Unlike PTX, which models the GPU as a data-parallel single instruction multiple thread (SIMT) processor, Tile IR models the GPU as a tile-based processor. In Tile IR, each logical thread (tile block) computes over partial fragments (tiles) of multi-dimensional arrays (tensors).

1.1. Scalable Data Parallel Computing with Tiles on GPU#

The CUDA platform provides portability through CUDA C++ and PTX, allowing code written for older GPU generations to run efficiently on newer ones. These mechanisms enable developers to write software for one family of GPUs and continue to deploy it on future generations.

The rapid evolution of hardware features, such as tensor cores, has increased programming-model complexity, requiring greater expertise and hardware understanding to write portable and performant code. Since Volta, each new GPU generation introduces powerful new hardware features, giving rise to new programming paradigms.

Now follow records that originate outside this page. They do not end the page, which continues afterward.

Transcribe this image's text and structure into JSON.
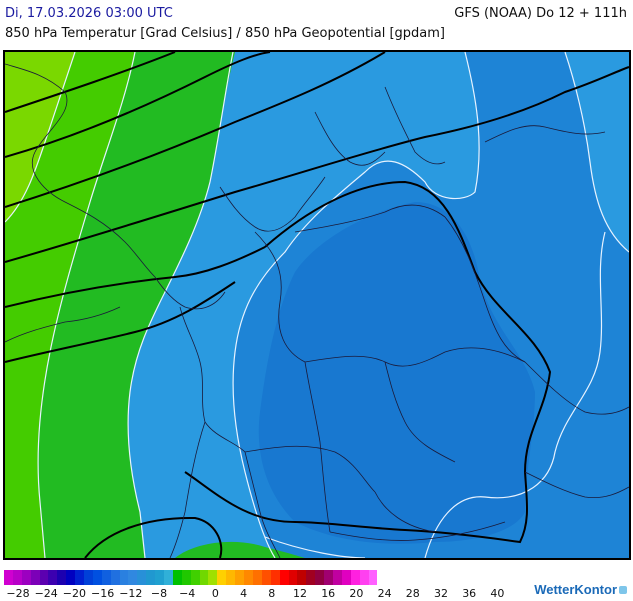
{
  "header": {
    "datetime": "Di, 17.03.2026 03:00 UTC",
    "model_run": "GFS (NOAA) Do 12 + 111h",
    "subtitle": "850 hPa Temperatur [Grad Celsius] / 850 hPa Geopotential [gpdam]"
  },
  "legend": {
    "tick_labels": [
      "−28",
      "−24",
      "−20",
      "−16",
      "−12",
      "−8",
      "−4",
      "0",
      "4",
      "8",
      "12",
      "16",
      "20",
      "24",
      "28",
      "32",
      "36",
      "40"
    ],
    "colors": [
      "#d000d0",
      "#b800c8",
      "#9c00c0",
      "#7c00b8",
      "#5c00b0",
      "#3c00b0",
      "#1c00b0",
      "#0000c0",
      "#0020d0",
      "#0040d8",
      "#0050e0",
      "#1060e0",
      "#2070e0",
      "#2a80e0",
      "#3088e0",
      "#2890d8",
      "#2098d0",
      "#20a0d0",
      "#30b0d8",
      "#00c000",
      "#20c800",
      "#40d000",
      "#70d800",
      "#a0e000",
      "#ffd000",
      "#ffb800",
      "#ffa000",
      "#ff8800",
      "#ff7000",
      "#ff5000",
      "#ff3000",
      "#ff0000",
      "#e00000",
      "#c00000",
      "#a00020",
      "#900040",
      "#a00070",
      "#c000a0",
      "#e000c0",
      "#ff20e0",
      "#ff40f0",
      "#ff60ff"
    ]
  },
  "brand": {
    "name": "WetterKontor"
  },
  "map": {
    "background_color": "#1e84d6",
    "icons": [
      "isotherm-lines",
      "geopotential-contours",
      "country-borders",
      "coastlines"
    ]
  }
}
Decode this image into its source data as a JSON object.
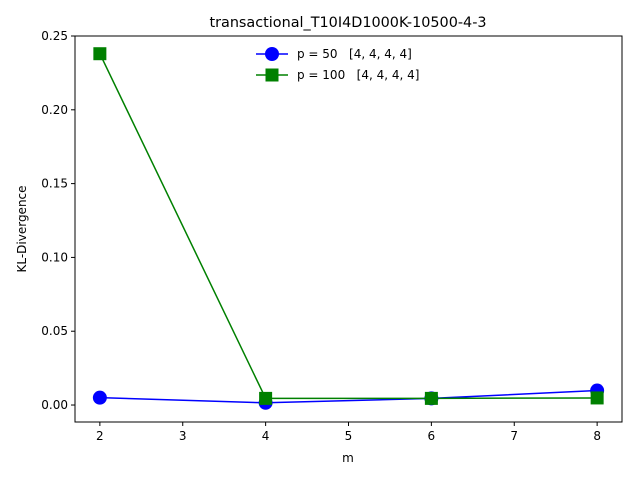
{
  "chart_data": {
    "type": "line",
    "title": "transactional_T10I4D1000K-10500-4-3",
    "xlabel": "m",
    "ylabel": "KL-Divergence",
    "xlim": [
      1.7,
      8.3
    ],
    "ylim": [
      -0.0115,
      0.25
    ],
    "xticks": [
      2,
      3,
      4,
      5,
      6,
      7,
      8
    ],
    "xtick_labels": [
      "2",
      "3",
      "4",
      "5",
      "6",
      "7",
      "8"
    ],
    "yticks": [
      0.0,
      0.05,
      0.1,
      0.15,
      0.2,
      0.25
    ],
    "ytick_labels": [
      "0.00",
      "0.05",
      "0.10",
      "0.15",
      "0.20",
      "0.25"
    ],
    "grid": false,
    "legend_position": "top-center",
    "x": [
      2,
      4,
      6,
      8
    ],
    "series": [
      {
        "name": "p = 50   [4, 4, 4, 4]",
        "color": "#0000ff",
        "marker": "circle",
        "values": [
          0.005,
          0.0015,
          0.0045,
          0.0098
        ]
      },
      {
        "name": "p = 100   [4, 4, 4, 4]",
        "color": "#008000",
        "marker": "square",
        "values": [
          0.238,
          0.0045,
          0.0045,
          0.0048
        ]
      }
    ]
  }
}
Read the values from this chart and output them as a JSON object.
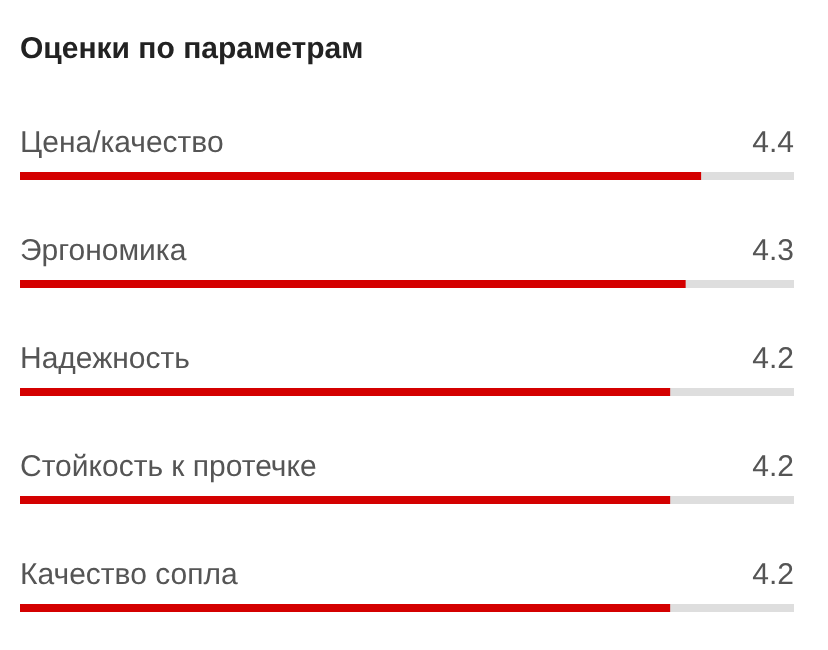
{
  "chart_data": {
    "type": "bar",
    "orientation": "horizontal",
    "title": "Оценки по параметрам",
    "categories": [
      "Цена/качество",
      "Эргономика",
      "Надежность",
      "Стойкость к протечке",
      "Качество сопла"
    ],
    "values": [
      4.4,
      4.3,
      4.2,
      4.2,
      4.2
    ],
    "color": "#d40000",
    "xlim": [
      0,
      5
    ],
    "data_labels": true
  }
}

To address these challenges, Tile IR introduces a virtual instruction set that enables native programming of the hardware in terms of tiles, allowing developers to write higher-level code that can be efficiently executed across multiple GPUs with minimal changes.

While PTX ensures portability for SIMT programs, Tile IR extends the CUDA platform with native support for tile-based programs, allowing developers to focus on partitioning their data-parallel programs into tiles and tile blocks, letting Tile IR handle

the mapping onto hardware resources such as threads, the memory hierarchy, and tensor cores.

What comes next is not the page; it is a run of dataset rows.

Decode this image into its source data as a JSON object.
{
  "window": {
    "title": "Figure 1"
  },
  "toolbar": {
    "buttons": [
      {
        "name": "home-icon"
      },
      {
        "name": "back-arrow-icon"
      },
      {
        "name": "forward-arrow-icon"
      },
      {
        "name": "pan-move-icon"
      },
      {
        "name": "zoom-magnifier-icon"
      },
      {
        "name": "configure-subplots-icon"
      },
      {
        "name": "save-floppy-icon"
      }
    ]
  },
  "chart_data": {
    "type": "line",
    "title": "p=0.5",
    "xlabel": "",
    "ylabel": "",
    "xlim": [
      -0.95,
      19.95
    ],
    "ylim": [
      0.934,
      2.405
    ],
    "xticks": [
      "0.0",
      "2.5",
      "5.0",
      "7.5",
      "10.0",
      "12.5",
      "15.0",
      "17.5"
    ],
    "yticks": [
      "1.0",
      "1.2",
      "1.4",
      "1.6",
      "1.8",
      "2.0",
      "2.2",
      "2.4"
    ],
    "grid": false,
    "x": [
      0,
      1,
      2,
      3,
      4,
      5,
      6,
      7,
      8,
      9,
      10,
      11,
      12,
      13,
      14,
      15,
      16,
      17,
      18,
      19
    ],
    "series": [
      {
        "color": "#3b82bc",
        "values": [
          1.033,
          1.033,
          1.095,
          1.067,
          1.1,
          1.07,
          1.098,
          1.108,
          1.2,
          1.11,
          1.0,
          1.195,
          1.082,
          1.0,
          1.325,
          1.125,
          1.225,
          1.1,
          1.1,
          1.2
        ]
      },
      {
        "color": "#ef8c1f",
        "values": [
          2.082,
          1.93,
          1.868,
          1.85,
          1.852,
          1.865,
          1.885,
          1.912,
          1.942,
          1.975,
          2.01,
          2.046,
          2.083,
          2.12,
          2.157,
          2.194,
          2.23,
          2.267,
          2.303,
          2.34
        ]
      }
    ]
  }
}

By raising the level of abstraction, Tile IR enables users to build new higher-level hardware-specific DSLs, compilers, and frameworks for NVIDIA hardware.

1.2. Goals and Scope#

Tile IR aims to provide a performance-portable programming model and instruction set for tile-based parallel programming.

Core goals:

Introduce a data-parallel tile programming abstraction that aligns with programmer intent and acts as a code generation target for DSLs and compilers.
Abstract tensor-cores and their programming model to enable hardware innovation without disrupting the NVIDIA ecosystem or customers’ existing software investments.
Abstract low-level, architecture-specific details such as CUDA threads and memory hierarchy to ensure programs can be efficiently recompiled for different GPUs.
Minimize abstraction overhead. While portability has a cost, Tile IR aims to keep this cost low, introducing only a modest performance overhead.
Provide user controls and optimization hints to recover peak performance when needed.
Provide seamless interoperability with existing CUDA programming models like CUDA C++ and PTX.

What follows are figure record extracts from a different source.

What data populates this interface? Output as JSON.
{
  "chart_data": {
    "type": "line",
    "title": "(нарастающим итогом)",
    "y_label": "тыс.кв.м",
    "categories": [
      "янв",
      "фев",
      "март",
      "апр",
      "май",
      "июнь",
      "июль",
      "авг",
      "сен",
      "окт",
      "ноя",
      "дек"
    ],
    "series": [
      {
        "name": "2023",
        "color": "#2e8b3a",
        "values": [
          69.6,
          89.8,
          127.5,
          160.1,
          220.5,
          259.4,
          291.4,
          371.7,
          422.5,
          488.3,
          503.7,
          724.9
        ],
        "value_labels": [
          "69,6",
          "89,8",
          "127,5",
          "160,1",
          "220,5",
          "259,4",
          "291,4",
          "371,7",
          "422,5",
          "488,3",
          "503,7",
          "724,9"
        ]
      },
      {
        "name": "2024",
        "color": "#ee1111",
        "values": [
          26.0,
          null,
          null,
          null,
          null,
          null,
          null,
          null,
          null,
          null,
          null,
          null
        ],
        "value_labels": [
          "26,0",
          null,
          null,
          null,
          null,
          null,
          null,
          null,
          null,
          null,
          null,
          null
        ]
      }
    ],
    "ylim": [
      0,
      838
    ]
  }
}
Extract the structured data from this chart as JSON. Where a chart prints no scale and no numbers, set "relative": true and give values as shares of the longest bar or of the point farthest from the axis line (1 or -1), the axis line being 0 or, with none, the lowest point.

Tile IR achieves these core goals through the following key components, in order of importance:

A versioned specification of the Tile IR abstract machine, including a versioned and portable bytecode representation.
An optimizing compiler for Tile IR programs, available as part of the CUDA driver and as a standalone tool in the CUDA toolkit, similar to PTX.
An MLIR dialect that existing compilers can use to target Tile IR as a backend compiler target.

1.3. Document Structure#

Introduction this section.
Programming Model describes the programming model of Tile IR.
Syntax defines the syntax of Tile IR programs used throughout the specification.
Binary Format describes the Tile IR byte code and its binary format.
Type System defines the type system of Tile IR.
Semantics describes the semi-formal semantics of Tile IR
Memory Model describes the Tile IR memory model.
Operations a listing of the full set of Tile IR operations.
Debug Info describes the debug information format for Tile IR programs.
Stability describes the stability guarantees of the Tile IR.
Appendix contains relevant reference materials, including full programs and references.